Arafat, Yasir
Arafat helped found Al Fatah in 1959 and in 1965 returned to Egypt to head Al Assifa, the military arm of Al Fatah. He went on to become leader of Al Fatah, and when the group gained control of the PLO (1969), Arafat was named the larger body's chairman. The PLO won wide support among Palestinians and third-world nations during the 1970s and 80s, although it was weakened by internal divisions. In 1983, after an Israeli invasion of Lebanon, the PLO was forced to move its headquarters to Tunisia.
In 1988 the PLO, under Arafat's leadership, in effect renounced terrorism and accepted Israel's right to coexist with an independent Palestine. A 1993 accord with Israel led to limited Palestinian self-rule in Jericho and the Gaza Strip in 1994, and Arafat became president of the Palestinian Authority. Arafat, Shimon Peres, and Yitzhak Rabin shared the 1994 Nobel peace prize for the 1993 accord. A 1995 agreement called for self-rule for all Arab cities and villages in the West Bank by 1996; Arafat was elected president of the Palestinian-controlled territory in 1996.
In 1999, Arafat and Israeli prime minister Ehud Barak signed an agreement to finalize their borders and determine the status of Jerusalem by 2000. The difficulty of resolving, however, those issues stalled negotiations and led (Sept., 2000) to renewed violence. In that fighting, Israel, which accused Arafat of responsibility for Palestinian attacks on Israeli civilians, at times endangered Arafat's personal safety and enhanced his support among Palestinians.

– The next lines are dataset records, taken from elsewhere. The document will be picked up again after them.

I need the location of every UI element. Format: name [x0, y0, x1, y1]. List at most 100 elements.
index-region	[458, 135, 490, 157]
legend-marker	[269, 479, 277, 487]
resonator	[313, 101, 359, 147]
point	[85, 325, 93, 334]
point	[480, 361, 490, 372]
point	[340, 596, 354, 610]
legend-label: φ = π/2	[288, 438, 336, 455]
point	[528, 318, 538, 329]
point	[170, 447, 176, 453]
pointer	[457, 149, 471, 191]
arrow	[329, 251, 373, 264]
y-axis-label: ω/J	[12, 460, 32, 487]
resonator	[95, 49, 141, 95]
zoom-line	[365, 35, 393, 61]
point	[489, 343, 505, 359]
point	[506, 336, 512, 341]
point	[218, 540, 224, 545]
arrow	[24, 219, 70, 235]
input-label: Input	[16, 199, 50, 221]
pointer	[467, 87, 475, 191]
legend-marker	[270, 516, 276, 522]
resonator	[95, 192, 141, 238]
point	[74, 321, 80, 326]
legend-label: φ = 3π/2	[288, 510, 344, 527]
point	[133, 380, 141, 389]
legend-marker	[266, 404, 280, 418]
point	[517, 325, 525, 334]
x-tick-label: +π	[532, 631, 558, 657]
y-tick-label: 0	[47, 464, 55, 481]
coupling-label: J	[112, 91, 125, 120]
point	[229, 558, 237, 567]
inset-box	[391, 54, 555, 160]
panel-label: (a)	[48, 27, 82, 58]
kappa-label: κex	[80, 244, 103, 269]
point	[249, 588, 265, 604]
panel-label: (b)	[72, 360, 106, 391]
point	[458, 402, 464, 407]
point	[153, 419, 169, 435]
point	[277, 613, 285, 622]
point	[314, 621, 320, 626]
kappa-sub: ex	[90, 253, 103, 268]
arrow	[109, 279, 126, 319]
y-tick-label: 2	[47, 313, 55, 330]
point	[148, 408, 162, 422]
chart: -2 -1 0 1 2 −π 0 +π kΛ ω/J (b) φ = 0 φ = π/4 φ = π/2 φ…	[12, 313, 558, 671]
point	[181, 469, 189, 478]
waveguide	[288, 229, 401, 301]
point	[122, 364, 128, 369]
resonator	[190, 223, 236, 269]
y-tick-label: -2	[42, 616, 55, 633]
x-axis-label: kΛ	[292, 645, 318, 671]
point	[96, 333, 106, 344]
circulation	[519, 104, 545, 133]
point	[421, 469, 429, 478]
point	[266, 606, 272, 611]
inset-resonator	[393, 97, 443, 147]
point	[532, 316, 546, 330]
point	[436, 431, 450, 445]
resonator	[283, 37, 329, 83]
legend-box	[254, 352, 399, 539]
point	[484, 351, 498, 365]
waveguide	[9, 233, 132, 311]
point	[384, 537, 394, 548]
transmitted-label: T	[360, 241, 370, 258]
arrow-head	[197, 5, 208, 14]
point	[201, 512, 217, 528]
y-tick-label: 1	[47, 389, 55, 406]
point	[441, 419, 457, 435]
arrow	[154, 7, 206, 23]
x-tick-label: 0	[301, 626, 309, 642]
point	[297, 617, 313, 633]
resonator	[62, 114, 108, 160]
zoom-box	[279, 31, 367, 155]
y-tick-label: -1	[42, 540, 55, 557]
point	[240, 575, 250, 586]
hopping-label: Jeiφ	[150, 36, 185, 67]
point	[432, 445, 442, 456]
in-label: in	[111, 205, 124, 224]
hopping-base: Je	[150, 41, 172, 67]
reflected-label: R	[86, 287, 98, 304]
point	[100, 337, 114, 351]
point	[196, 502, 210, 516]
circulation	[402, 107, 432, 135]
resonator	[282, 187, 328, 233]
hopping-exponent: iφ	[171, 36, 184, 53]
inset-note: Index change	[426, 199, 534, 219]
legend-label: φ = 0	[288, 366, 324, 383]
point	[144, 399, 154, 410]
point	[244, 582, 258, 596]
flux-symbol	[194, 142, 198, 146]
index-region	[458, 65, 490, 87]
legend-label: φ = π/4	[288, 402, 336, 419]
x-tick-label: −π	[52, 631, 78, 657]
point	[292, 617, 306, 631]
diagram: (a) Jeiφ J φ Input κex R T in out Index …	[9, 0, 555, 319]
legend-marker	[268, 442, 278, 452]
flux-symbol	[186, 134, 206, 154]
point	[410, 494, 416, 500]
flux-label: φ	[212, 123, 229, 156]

Disillusionment with Arafat's leadership within the Palestinian parliament, however, led it in 2003 to establish the post of prime minister in a largely unsuccessful attempt to reduce his power in the months before his death. Although Arafat brought international attention and support to the Palestinian cause, he was ultimately unable to secure an independent state, and at his death left behind a PLO that was divided within and challenged from without by other Palestinian groups (especially Hamas). In 2013 foreign experts experts who examined his remains and effects disagreed over whether there were indications of deadly polonium poisoning, an issue that had been raised by his wife; French prosecutors ended an investigation in 2015 for a lack of evidence.